Henrique Mumme - Publicado em 05.11.2006
Veja bem, as corporações, entidades, empresas ou instituições não vão mudar com um simples voto ou resultado de uma eleição. Elas são maquiavélicas e priorizam somente o lucro e o poder de influência, não importam as conseqüências. Mas você pode mudar com o seu voto, você, um indivíduo, um simples número dentro das estatísticas de superpopulação, você pode deixar de ser maquiavélico e priorizar apenas o lucro, pode deixar de fomentar os que acreditam nesta filosofia, pode deixar de votar, pode fazer parte de protestos e revoluções não violentas. Somente quando vários vocês mudarem é que haverá poder suficiente e permissividade para mudarmos as corporações, instituições, empresas e entidades.
Os titereiros toureiros
Quando é que vamos parar de atacar os fantoches e voltarmos nossos esforços aos titereiros?
Porque é justamente isto que nossa sociedade faz, atua como um touro ensandecido pela coloração da flâmula vermelha, que ataca um pano idiota ao invés do toureiro. Enquanto atacamos a flâmula vermelha, o toureiro, verdadeiro inimigo, continua ileso e despreocupado. No nosso caso em particular, muito despreocupado e até mesmo entediado, pois nem ao menos um touro bravo somos, estamos mais para uma vaca gorda manca. Nós damos sono no toureiro.
Enquanto as pessoas ficam discutindo o “sexo dos anjos”, se é Alckmin ou Lula, elas apenas fazem o pano vermelho tremular. Os poucos que conseguem enxergar a cena, que possuem percepção suficiente, são os que estão sentados na arquibancada da arena. A maioria grita “OLÉ” e exalta as façanhas do toureiro. Sou um dos poucos presentes que torce para a vaca gorda emagrescer, desenvolver chifres afiados, juntar forças e penetrar o toureiro, estripando-o. E torço também para que logo depois, a vaca redirecione seus chifres para os que gritam “OLÉ”.
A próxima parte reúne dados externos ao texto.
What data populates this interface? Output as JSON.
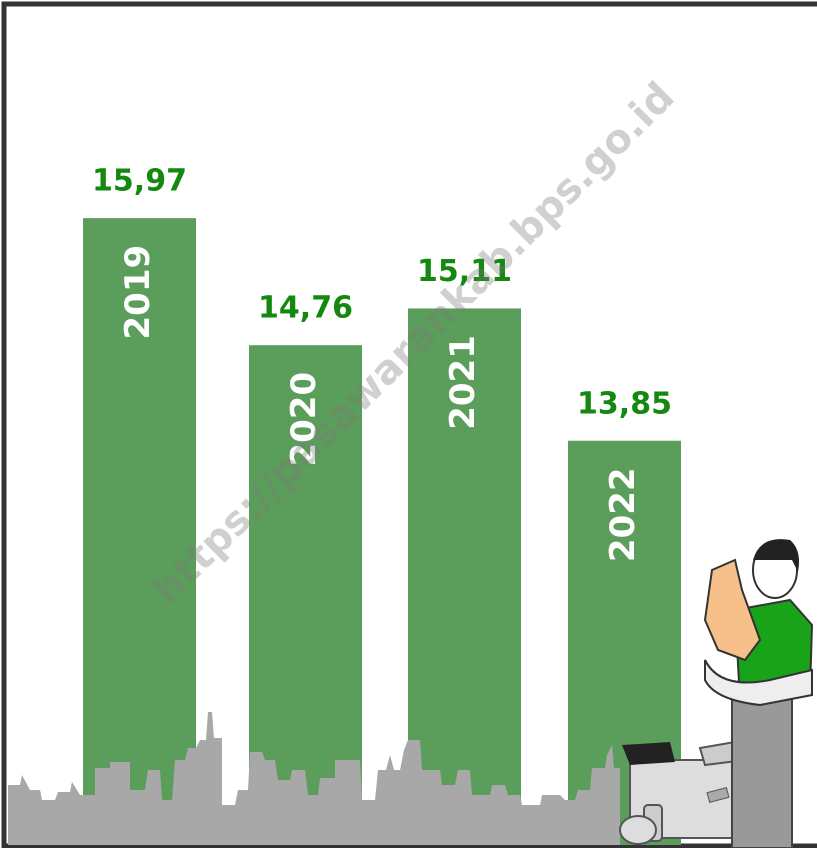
{
  "chart_data": {
    "type": "bar",
    "categories": [
      "2019",
      "2020",
      "2021",
      "2022"
    ],
    "values": [
      15.97,
      14.76,
      15.11,
      13.85
    ],
    "value_labels": [
      "15,97",
      "14,76",
      "15,11",
      "13,85"
    ],
    "color": "#5b9e5b",
    "ylim": [
      10,
      18
    ],
    "annotation": "https://pasawarankab.bps.go.id"
  }
}
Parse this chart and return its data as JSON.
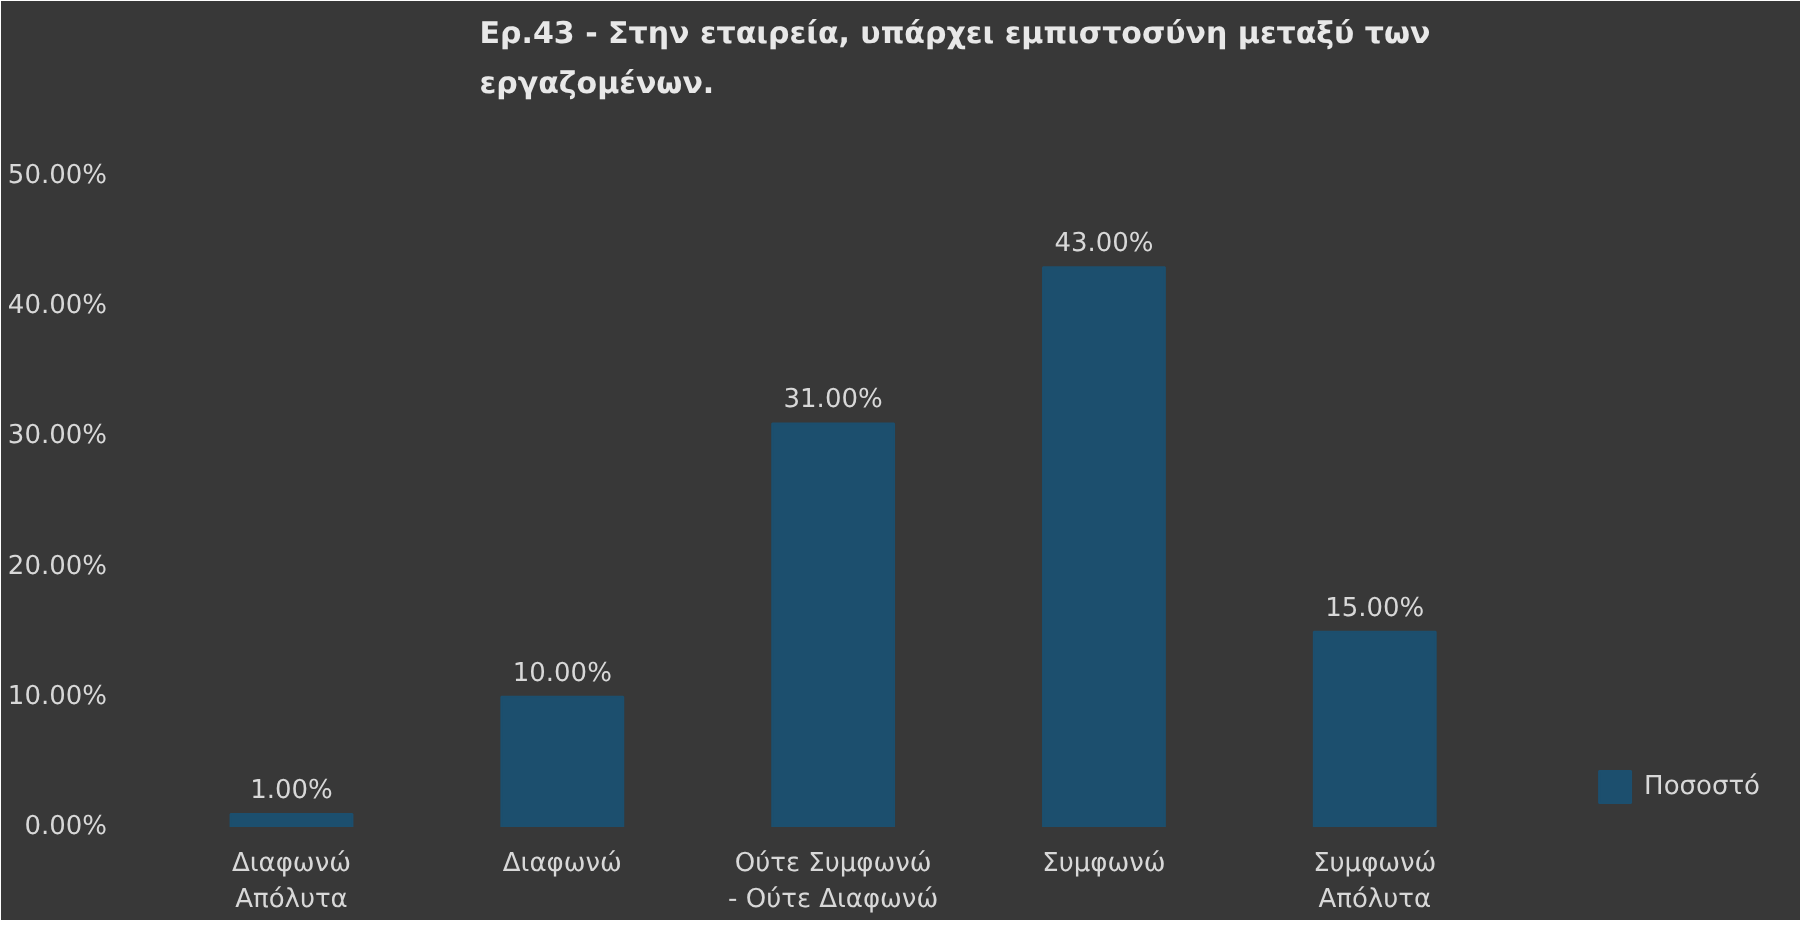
{
  "chart_data": {
    "type": "bar",
    "title": "Ερ.43 - Στην εταιρεία, υπάρχει εμπιστοσύνη μεταξύ των\nεργαζομένων.",
    "categories": [
      "Διαφωνώ\nΑπόλυτα",
      "Διαφωνώ",
      "Ούτε Συμφωνώ\n- Ούτε Διαφωνώ",
      "Συμφωνώ",
      "Συμφωνώ\nΑπόλυτα"
    ],
    "series": [
      {
        "name": "Ποσοστό",
        "color": "#1c4f6e",
        "values": [
          1,
          10,
          31,
          43,
          15
        ]
      }
    ],
    "value_labels": [
      "1.00%",
      "10.00%",
      "31.00%",
      "43.00%",
      "15.00%"
    ],
    "ylim": [
      0,
      55
    ],
    "yticks": [
      {
        "value": 0,
        "label": "0.00%"
      },
      {
        "value": 10,
        "label": "10.00%"
      },
      {
        "value": 20,
        "label": "20.00%"
      },
      {
        "value": 30,
        "label": "30.00%"
      },
      {
        "value": 40,
        "label": "40.00%"
      },
      {
        "value": 50,
        "label": "50.00%"
      }
    ],
    "legend": "bottom right"
  }
}
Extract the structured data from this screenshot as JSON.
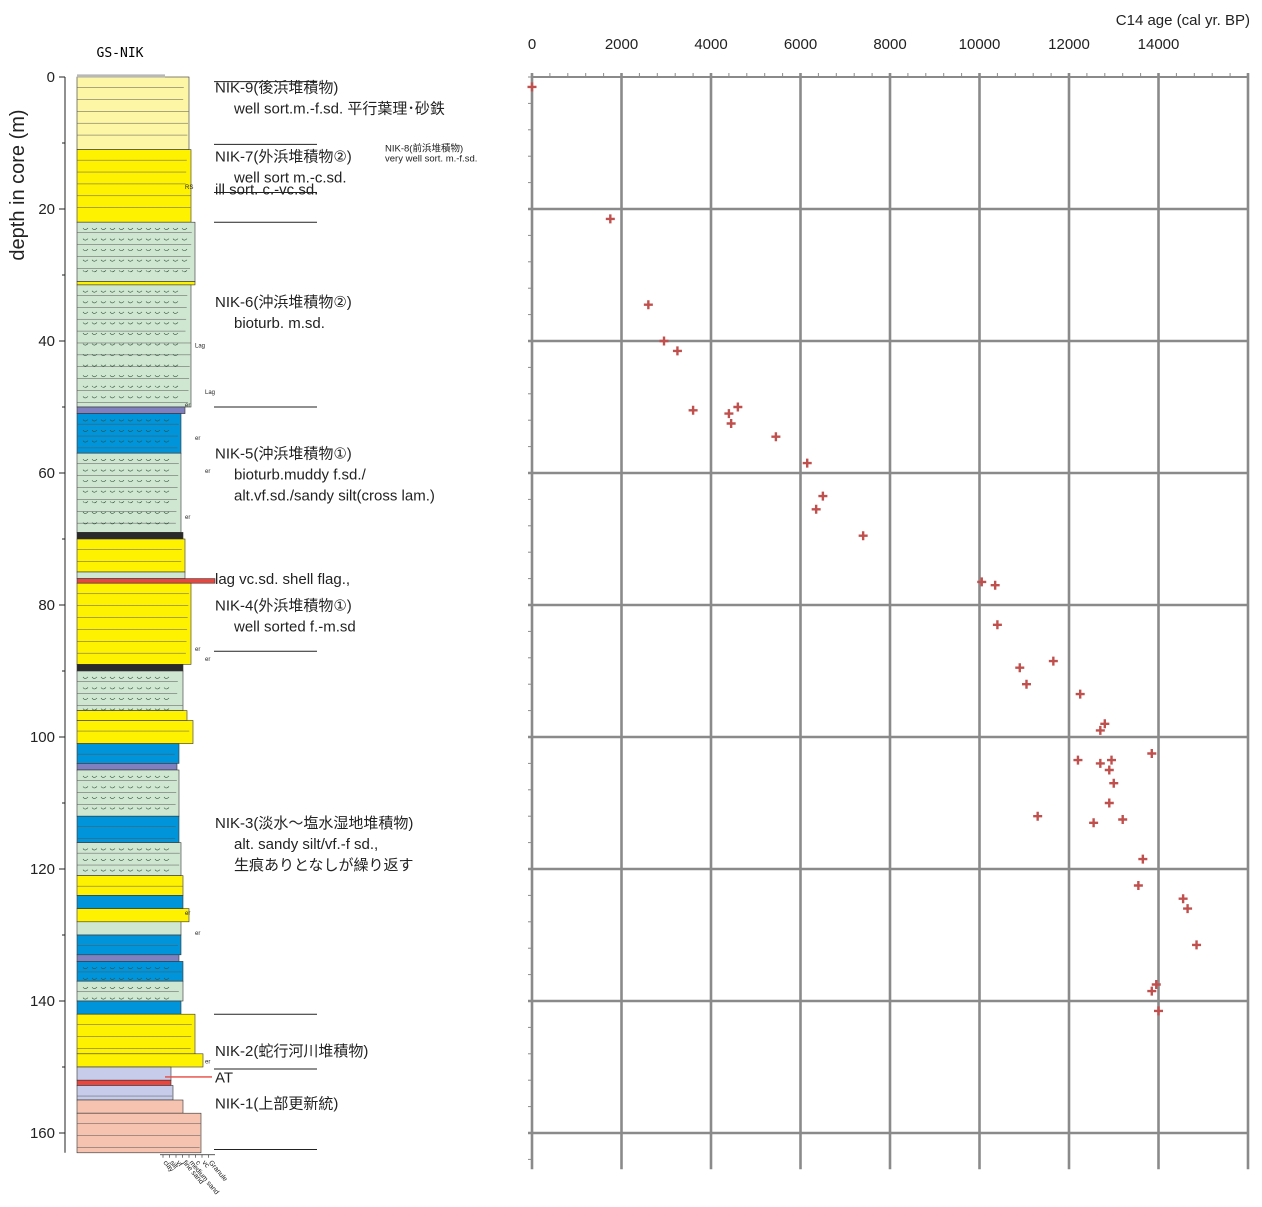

Claro, esta é minha torcida quando estou revoltado, no fundo preferiria que a vaca apenas abandonasse a arena e deixasse de exercer função tão ignóbil, que deixasse de proporcionar o espetáculo aos responsáveis pelo nosso sistema piramidal permeado de injustiças. Esta seria a atitude não violenta da vaca. Provavelmente o toureiro correria atrás dela e com o incentivo da platéia, executaria ou penalizaria o animal indolente. Mas a ação da vaca não sairia despercebida dos poucos que são contra tal massacre ou mesmo do panorama maior da existência.
Nós temos que mudar o sistema, lutar contra os verdadeiros inimigos e deixarmos de sermos trouxas manipulados tão facilmente.
Peças de Lego
Não existem peças de Lego já encaixadas para construir o “kit” de um sistema mais justo. Pra falar a verdade, quase não existem mais peças íntegras, sem estarem riscadas, amassadas e quebradas. A maioria foi pulverizada.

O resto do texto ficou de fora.